さっきの風のせいで頭をおおっていたローブがめくれ、男の燃えるように赤い髪があらわになっていた。
「ああ、そうだよ。私は、『黄金のリンゴ団』の副会長バベット・ハートの孫娘、ナタリー・桜・ハートだ。そういうあなたは、『黒バラ十字団』の人間なのだろ? 悪魔に魂を売った契約魔術師さん」
「…………」
契約魔術師と呼ばれた男は、ナタリーという名の少女の問いかけには答えず、無言でピストルを構えた。
「あ、危ない!」
ナタリーが撃たれると思った卯月は、そう叫んだが、その言葉が終わらぬうちに『自在の魔弾』は発射されたのであった。
「『風の精霊の舞踏会』!」
ナタリーは再び短剣を振り、さっきと同じように、無数の風の刃で弾丸を簡単に粉砕してしまった。いくら百発百中の弾丸でも、命中する前に破壊されてしまっては意味がない。
「くそっ! もう一発!」
赤髪の男は焦り、震える手でピストルを構えて三発目を撃とうとした。しかし――。
「そんなに何度も僕の姉さんを撃たないでください」
凛とした声が、夜の闇の中で響いた。
ナタリーと瓜二つの金髪の少年が、いつの間にか男の背後にいて、そう言ったのだ。
「な、何だと?」
驚いた男が振り向こうとした次の瞬間、彼は少年のストレートパンチを顔面にくらい、五十メートルほど吹っ飛んで近くの校舎の壁に叩きつけられたのであった。
人間離れした少年の怪力に、卯月は目を見張った。
「お、おのれ~!」
赤髪の男は、怒気に満ちあふれた表情で何とか立ち上がり、ピストルを今度は金髪の少年に向けた。
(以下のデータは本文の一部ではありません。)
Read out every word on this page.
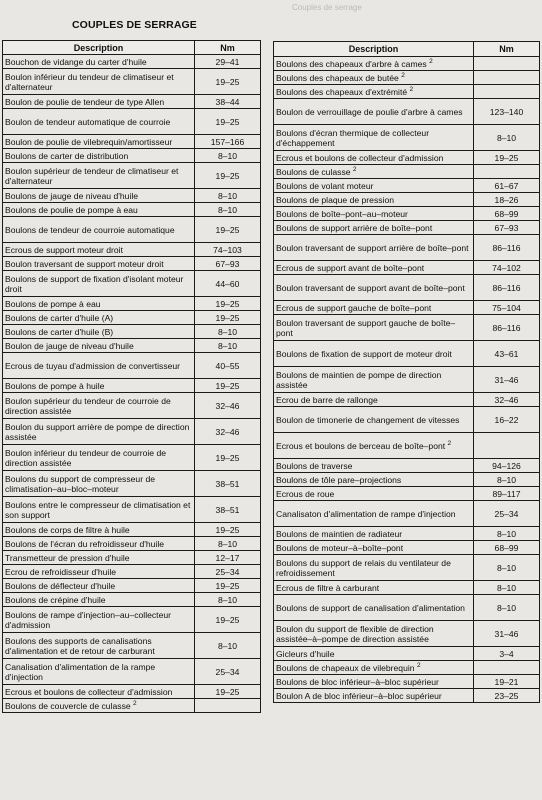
Couples de serrage
COUPLES DE SERRAGE
Description	Nm
Bouchon de vidange du carter d'huile	29–41
Boulon inférieur du tendeur de climatiseur et d'alternateur	19–25
Boulon de poulie de tendeur de type Allen	38–44
Boulon de tendeur automatique de courroie	19–25
Boulon de poulie de vilebrequin/amortisseur	157–166
Boulons de carter de distribution	8–10
Boulon supérieur de tendeur de climatiseur et d'alternateur	19–25
Boulons de jauge de niveau d'huile	8–10
Boulons de poulie de pompe à eau	8–10
Boulons de tendeur de courroie automatique	19–25
Ecrous de support moteur droit	74–103
Boulon traversant de support moteur droit	67–93
Boulons de support de fixation d'isolant moteur droit	44–60
Boulons de pompe à eau	19–25
Boulons de carter d'huile (A)	19–25
Boulons de carter d'huile (B)	8–10
Boulon de jauge de niveau d'huile	8–10
Ecrous de tuyau d'admission de convertisseur	40–55
Boulons de pompe à huile	19–25
Boulon supérieur du tendeur de courroie de direction assistée	32–46
Boulon du support arrière de pompe de direction assistée	32–46
Boulon inférieur du tendeur de courroie de direction assistée	19–25
Boulons du support de compresseur de climatisation–au–bloc–moteur	38–51
Boulons entre le compresseur de climatisation et son support	38–51
Boulons de corps de filtre à huile	19–25
Boulons de l'écran du refroidisseur d'huile	8–10
Transmetteur de pression d'huile	12–17
Ecrou de refroidisseur d'huile	25–34
Boulons de déflecteur d'huile	19–25
Boulons de crépine d'huile	8–10
Boulons de rampe d'injection–au–collecteur d'admission	19–25
Boulons des supports de canalisations d'alimentation et de retour de carburant	8–10
Canalisation d'alimentation de la rampe d'injection	25–34
Ecrous et boulons de collecteur d'admission	19–25
Boulons de couvercle de culasse $^2$	
Description	Nm
Boulons des chapeaux d'arbre à cames $^2$	
Boulons des chapeaux de butée $^2$	
Boulons des chapeaux d'extrémité $^2$	
Boulon de verrouillage de poulie d'arbre à cames	123–140
Boulons d'écran thermique de collecteur d'échappement	8–10
Ecrous et boulons de collecteur d'admission	19–25
Boulons de culasse $^2$	
Boulons de volant moteur	61–67
Boulons de plaque de pression	18–26
Boulons de boîte–pont–au–moteur	68–99
Boulons de support arrière de boîte–pont	67–93
Boulon traversant de support arrière de boîte–pont	86–116
Ecrous de support avant de boîte–pont	74–102
Boulon traversant de support avant de boîte–pont	86–116
Ecrous de support gauche de boîte–pont	75–104
Boulon traversant de support gauche de boîte–pont	86–116
Boulons de fixation de support de moteur droit	43–61
Boulons de maintien de pompe de direction assistée	31–46
Ecrou de barre de rallonge	32–46
Boulon de timonerie de changement de vitesses	16–22
Ecrous et boulons de berceau de boîte–pont $^2$	
Boulons de traverse	94–126
Boulons de tôle pare–projections	8–10
Ecrous de roue	89–117
Canalisaton d'alimentation de rampe d'injection	25–34
Boulons de maintien de radiateur	8–10
Boulons de moteur–à–boîte–pont	68–99
Boulons du support de relais du ventilateur de refroidissement	8–10
Ecrous de filtre à carburant	8–10
Boulons de support de canalisation d'alimentation	8–10
Boulon du support de flexible de direction assistée–à–pompe de direction assistée	31–46
Gicleurs d'huile	3–4
Boulons de chapeaux de vilebrequin $^2$	
Boulons de bloc inférieur–à–bloc supérieur	19–21
Boulon A de bloc inférieur–à–bloc supérieur	23–25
しかし、大きな翼と蛇の尾を持った狼が男の前に姿を再び現して、
「もうやめておけ」
と、止めたのである。
「わが下僕よ、俺が学園の人間たちにかけた眠りの呪いの効果がそろそろ消える頃だ。次に銃声を学園内に響かせてしまったら、だれかが起き出して騒ぐだろう」
「し、しかし、ソロモンの指輪を手に入れなければ、俺は……」
「形勢が不利な時は、素直に退却することも戦いのコツというものだ。ここはいったん逃げて、敵の弱点を探るのだ」
「わ、分かった……」
赤髪の男が渋々うなずくと、獣はその大きな翼で男の体をつつみこんだ。獣の周囲に黒い霧がたちこみ始め、獣と男の姿がだんだんと消えていく。
「姉さん、敵が逃げます」
金髪の少年がそう言って獣のもとへ駆け寄ろうとすると、「待ちなさい、マシュー」とナタリーが呼び止めた。
「ソロモンの悪魔は、私たちの力だけでは手には負えない」
「……はい」
(ソロモンの悪魔? あの獣のことかな? 私の指輪と何か関係があるの?)
赤髪の男が卯月の指輪のことを「ソロモンの指輪」と呼んでいたことを思い出し、卯月はそう疑問に思った。
「桜卯月。ぎりぎり間に合って良かったよ。怪我はないか?」
ナタリーは、敵が完全に姿を消してしまったのを見届けると、卯月に顔を向けてそう言った。男の子みたいな口調の子だが、容姿と声はお姫様のように可愛らしい。
「お、おかげさまで大丈夫です。あ、あの……あなたはいったい……?」
こんな綺麗な子とお話するなんて緊張してしまう。内心慌てながら、卯月はおどおどとたずねた。あんな不思議な技が使えるなんて、普通の人間とは思えない。
ナタリーは、フフッと優雅な笑みを浮かべると、こう答えるのであった。
「私か? 私はイギリスからやって来た魔法使いさ。そして、君のルームメイトだよ。これからよろしくな、桜卯月」
これが、卯月が魔法と初めて出会った夜だった。